Their politics had changed, too: “The liberals would hate me for saying this, but we’re very pro-Putin,” Ira announced a shade defiantly. “He’s given Russia back her self-respect. The intellectuals are always going on about the constraints on our freedom of speech—but whenever you turn on the television there they are, protesting about Putin’s authoritarianism! I’m fed up with them—you never hear them saying they’re grateful for anything.”
The documentaries they made were nothing like the standard fare of soap opera and celebrity concerts which dominated Russian television now. Made on tiny budgets, the weekly series More than Love told stories of ordinary people with inspiring lives: a woman who had chosen to redeem a brutal murderer through her love; a simple couple who adopted the unwanted children in their district. “We want to increase the amount of happiness in the world,” Sasha declared, smiling beatifically.
For all the pressures on them, they adored one another, and their work. “The crash was the best thing that could have happened to us,” Ira insisted, refusing my presents. “We’re really not interested in things anymore.” When we first met, Ira was a talented writer and filmmaker with an acerbic wit, but she was not happy. Though she was a dutiful wife, it was clear she was acting a part. “You’re right,” she sighed: “I wasn’t born good. It’s been the great labor of my life.” When communism broke down, so did Ira’s marriage. Only when she met Sasha did things fall into place for
her.
It was a sunny Saturday, and the three of us were heading for the country. Ira, who had only just learned to drive, rode the car as if hoping it might take off like Pegasus. Speeding along Moscow’s new raised motorway in the sunshine, we almost did seem to be flying over the capital. Gleaming mirrored skyscrapers were flashing by on either side; tall blue and yellow cranes showed where more blocks were going up. The dingy old Soviet city center had become a celebration of capitalism.

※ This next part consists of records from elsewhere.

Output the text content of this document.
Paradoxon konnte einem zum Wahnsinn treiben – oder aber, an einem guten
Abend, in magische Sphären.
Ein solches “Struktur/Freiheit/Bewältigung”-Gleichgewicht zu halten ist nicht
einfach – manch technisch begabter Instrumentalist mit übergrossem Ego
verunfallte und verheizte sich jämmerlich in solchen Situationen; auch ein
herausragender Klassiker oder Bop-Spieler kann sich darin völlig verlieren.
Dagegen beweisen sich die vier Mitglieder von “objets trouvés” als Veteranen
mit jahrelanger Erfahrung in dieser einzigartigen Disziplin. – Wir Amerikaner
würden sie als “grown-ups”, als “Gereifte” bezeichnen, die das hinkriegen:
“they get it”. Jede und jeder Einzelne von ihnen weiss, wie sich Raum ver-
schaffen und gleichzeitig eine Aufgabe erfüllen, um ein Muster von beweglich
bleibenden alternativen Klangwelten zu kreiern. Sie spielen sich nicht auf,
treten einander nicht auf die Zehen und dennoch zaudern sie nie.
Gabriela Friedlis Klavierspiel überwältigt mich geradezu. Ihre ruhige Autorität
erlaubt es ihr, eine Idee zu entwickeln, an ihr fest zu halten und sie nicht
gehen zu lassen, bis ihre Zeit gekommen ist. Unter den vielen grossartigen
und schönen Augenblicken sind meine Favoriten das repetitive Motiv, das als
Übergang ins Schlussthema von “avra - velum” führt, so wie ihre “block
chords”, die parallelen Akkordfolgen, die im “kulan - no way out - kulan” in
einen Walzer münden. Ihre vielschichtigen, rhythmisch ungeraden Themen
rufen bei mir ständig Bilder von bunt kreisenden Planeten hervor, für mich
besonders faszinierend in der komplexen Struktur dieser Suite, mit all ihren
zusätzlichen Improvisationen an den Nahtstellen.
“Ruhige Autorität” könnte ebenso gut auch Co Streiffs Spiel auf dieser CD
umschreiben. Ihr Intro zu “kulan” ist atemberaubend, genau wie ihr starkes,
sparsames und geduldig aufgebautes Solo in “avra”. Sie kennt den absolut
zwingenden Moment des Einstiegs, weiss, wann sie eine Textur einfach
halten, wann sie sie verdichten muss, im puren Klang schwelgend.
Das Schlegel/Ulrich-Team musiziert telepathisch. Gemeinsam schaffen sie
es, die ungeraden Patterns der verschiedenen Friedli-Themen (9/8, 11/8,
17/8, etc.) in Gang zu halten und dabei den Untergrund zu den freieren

Our trip was prompted by a conversation with Sasha the other night. He mentioned an ecological settlement some city people were building near where the couple spent their weekends. It was one of a whole lot of such eco-settlements that were springing up all over Russia, he said. They were inspired by these books about a woman called Anastasia.

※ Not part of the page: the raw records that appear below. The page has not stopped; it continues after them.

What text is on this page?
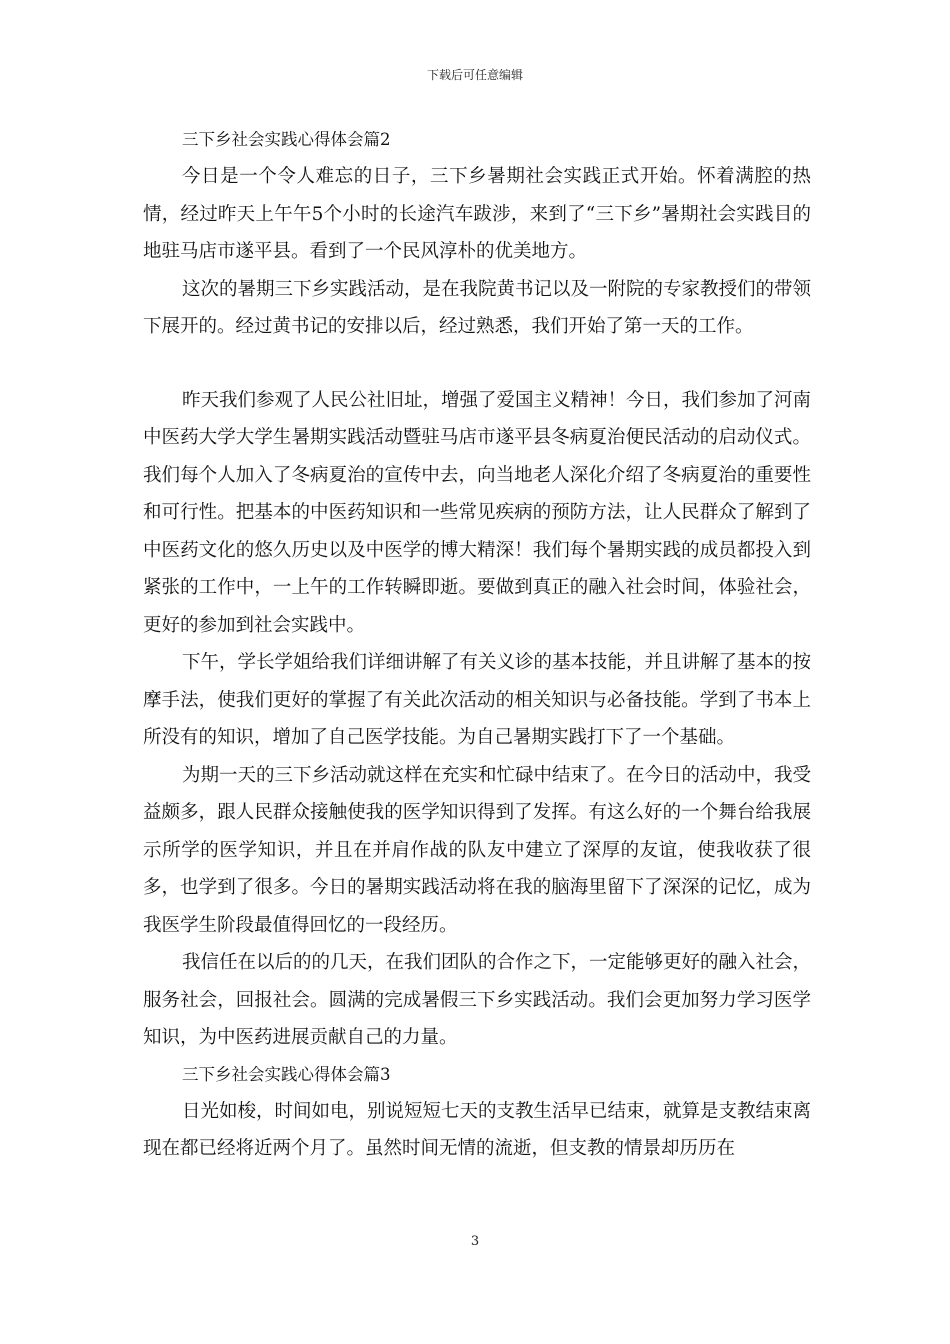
下载后可任意编辑

三下乡社会实践心得体会篇2

今日是一个令人难忘的日子，三下乡暑期社会实践正式开始。怀着满腔的热情，经过昨天上午午5个小时的长途汽车跋涉，来到了“三下乡”暑期社会实践目的地驻马店市遂平县。看到了一个民风淳朴的优美地方。

这次的暑期三下乡实践活动，是在我院黄书记以及一附院的专家教授们的带领下展开的。经过黄书记的安排以后，经过熟悉，我们开始了第一天的工作。

昨天我们参观了人民公社旧址，增强了爱国主义精神！今日，我们参加了河南中医药大学大学生暑期实践活动暨驻马店市遂平县冬病夏治便民活动的启动仪式。我们每个人加入了冬病夏治的宣传中去，向当地老人深化介绍了冬病夏治的重要性和可行性。把基本的中医药知识和一些常见疾病的预防方法，让人民群众了解到了中医药文化的悠久历史以及中医学的博大精深！我们每个暑期实践的成员都投入到紧张的工作中，一上午的工作转瞬即逝。要做到真正的融入社会时间，体验社会，更好的参加到社会实践中。

下午，学长学姐给我们详细讲解了有关义诊的基本技能，并且讲解了基本的按摩手法，使我们更好的掌握了有关此次活动的相关知识与必备技能。学到了书本上所没有的知识，增加了自己医学技能。为自己暑期实践打下了一个基础。

为期一天的三下乡活动就这样在充实和忙碌中结束了。在今日的活动中，我受益颇多，跟人民群众接触使我的医学知识得到了发挥。有这么好的一个舞台给我展示所学的医学知识，并且在并肩作战的队友中建立了深厚的友谊，使我收获了很多，也学到了很多。今日的暑期实践活动将在我的脑海里留下了深深的记忆，成为我医学生阶段最值得回忆的一段经历。

我信任在以后的的几天，在我们团队的合作之下，一定能够更好的融入社会，服务社会，回报社会。圆满的完成暑假三下乡实践活动。我们会更加努力学习医学知识，为中医药进展贡献自己的力量。

三下乡社会实践心得体会篇3

日光如梭，时间如电，别说短短七天的支教生活早已结束，就算是支教结束离现在都已经将近两个月了。虽然时间无情的流逝，但支教的情景却历历在

3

“Books?” I interrupted. “What sort of books?”
Anastasia was not a common name in Russia. I knew where I had last heard it.
“Well, they’re fairy tales really. But the ideas behind them are rather sympathetic. Very ecological.”

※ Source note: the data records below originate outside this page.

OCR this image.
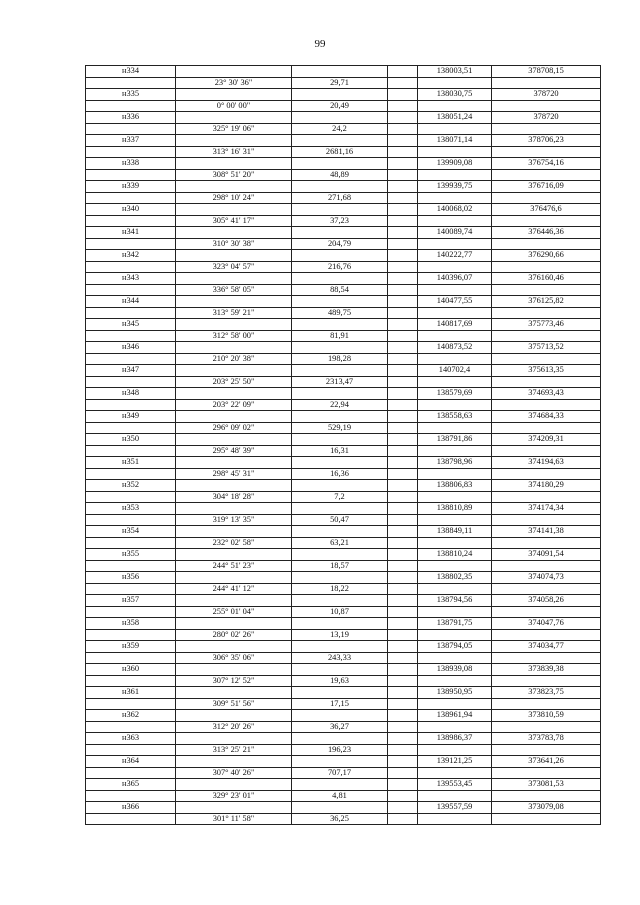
99
н334				138003,51	378708,15
	23° 30' 36"	29,71			
н335				138030,75	378720
	0° 00' 00"	20,49			
н336				138051,24	378720
	325° 19' 06"	24,2			
н337				138071,14	378706,23
	313° 16' 31"	2681,16			
н338				139909,08	376754,16
	308° 51' 20"	48,89			
н339				139939,75	376716,09
	298° 10' 24"	271,68			
н340				140068,02	376476,6
	305° 41' 17"	37,23			
н341				140089,74	376446,36
	310° 30' 38"	204,79			
н342				140222,77	376290,66
	323° 04' 57"	216,76			
н343				140396,07	376160,46
	336° 58' 05"	88,54			
н344				140477,55	376125,82
	313° 59' 21"	489,75			
н345				140817,69	375773,46
	312° 58' 00"	81,91			
н346				140873,52	375713,52
	210° 20' 38"	198,28			
н347				140702,4	375613,35
	203° 25' 50"	2313,47			
н348				138579,69	374693,43
	203° 22' 09"	22,94			
н349				138558,63	374684,33
	296° 09' 02"	529,19			
н350				138791,86	374209,31
	295° 48' 39"	16,31			
н351				138798,96	374194,63
	298° 45' 31"	16,36			
н352				138806,83	374180,29
	304° 18' 28"	7,2			
н353				138810,89	374174,34
	319° 13' 35"	50,47			
н354				138849,11	374141,38
	232° 02' 58"	63,21			
н355				138810,24	374091,54
	244° 51' 23"	18,57			
н356				138802,35	374074,73
	244° 41' 12"	18,22			
н357				138794,56	374058,26
	255° 01' 04"	10,87			
н358				138791,75	374047,76
	280° 02' 26"	13,19			
н359				138794,05	374034,77
	306° 35' 06"	243,33			
н360				138939,08	373839,38
	307° 12' 52"	19,63			
н361				138950,95	373823,75
	309° 51' 56"	17,15			
н362				138961,94	373810,59
	312° 20' 26"	36,27			
н363				138986,37	373783,78
	313° 25' 21"	196,23			
н364				139121,25	373641,26
	307° 40' 26"	707,17			
н365				139553,45	373081,53
	329° 23' 01"	4,81			
н366				139557,59	373079,08
	301° 11' 58"	36,25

“You mean Anastasia’s not real?”
“Well, she’s supposed to be. This man meets a gorgeous blonde who lives in the forest, and is fed by wild animals …”
“Where are these stories set?”
“In Siberia.”
Was it possible? The woman Natasha told me about, who lived in the forest because she loved listening to the cedars singing … her name was Anastasia.
When Sasha gave me one of the books to read I saw that it was part of a whole cycle entitled The Ringing Cedars of Russia. There was a voluptuous blonde on the cover, rearing her head against a wild sky. It told the story of a trader who, while peddling goods to outlying villages in Siberia, meets a nymph of the woods and they have a romance. She proceeds to bear him a son, and in the course of many volumes, initiates him into her magical vision of life.
The first book came out in 1996, the year before Natasha mentioned the singing cedars to me. Ostensibly, it described events that took place the year I visited the Old Believers. There was a good deal about the extraordinary powers of the Siberian cedar, too. According to “Anastasia,” the trees only “rang” when they reached old age, and when they did they had extraordinary curative powers. I had to laugh. There I was, still spellbound by the memory of that music in the forest, only to learn that it had been co-opted into some fairy tale in dubious taste.